In 1933 he founded the Bantu Dramatic Society in Johannesburg, serving as its vice-president for a period.
In 1983 a group of artists, aware of the contribution made by Dhlomo, founded and named a theatre after him: The Dhlomo Theatre (situated a hundred yards from the Market Theatre) It opened on 21 March 1983 with Night of the Long Wake by Dukuza ka Macu.

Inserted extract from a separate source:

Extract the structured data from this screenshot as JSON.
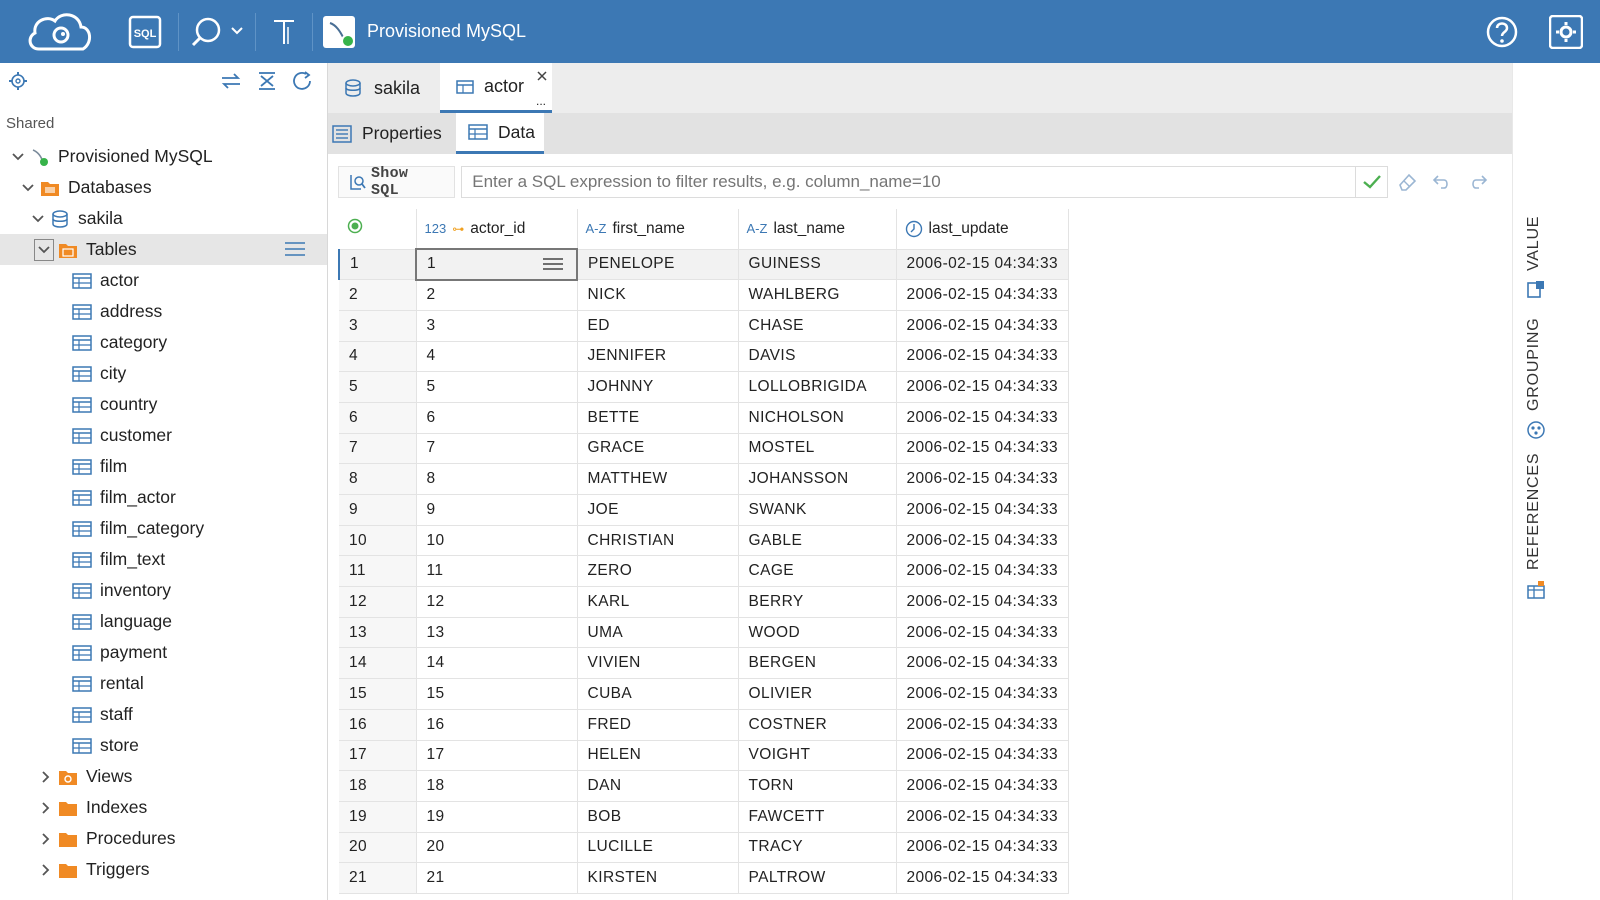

His biography (The New African: A Study of the Life and Work of H.I.E. Dhlomo) was writtten by Tim Couzens and published in 1985. (See: Couzens, 1985, De Beer, 1995).
Education
Graduated of Amanzimtoti College,
Contribution to SA theatre, film, media and/or performance
Dhlomo as writer
Plays
Dhlomo wrote a number of plays during his lifetime. Only one play - Nonqause: The Girl who Killed to Save - was published in his lifetime (in 1936). It was the first published English play by a black South African. The rest of the plays were only published in 1985 as a collection entitled H.I.E. Dhlomo Collected Works. (Edited by Tim Couzens and Nick Visser)
Dhlomo wrote the following plays in English:
Historical plays:
Nonqause: The Girl who Killed to Save
as well as a play about Shaka
Urban plays:
Ruby and Frank (1939)
Other works
He wrote a number of important articles on “African theatre” (see References).
He wrote a considerable body of dramatic theory & criticism.
Dhlomo as actor and/or director
Directed his brother Rolfes’s “dramatic sketches” for the Emancipation Centenary Celebrations at the Bantu Men's Social Centre in 1934.
Awards, etc
Sources
Tim Couzens. 1985. The New African: A Study of the Life and Work of H.I.E. Dhlomo. Johannesburg: Ravan Press.
Visser and Couzens (eds). 1985. H.I.E. Dhlomo Collected Works. Johannesburg: Ravan Press.
Mona de Beer. 1995. Who Did What in South Africa. Johannesburg: Ad Donker.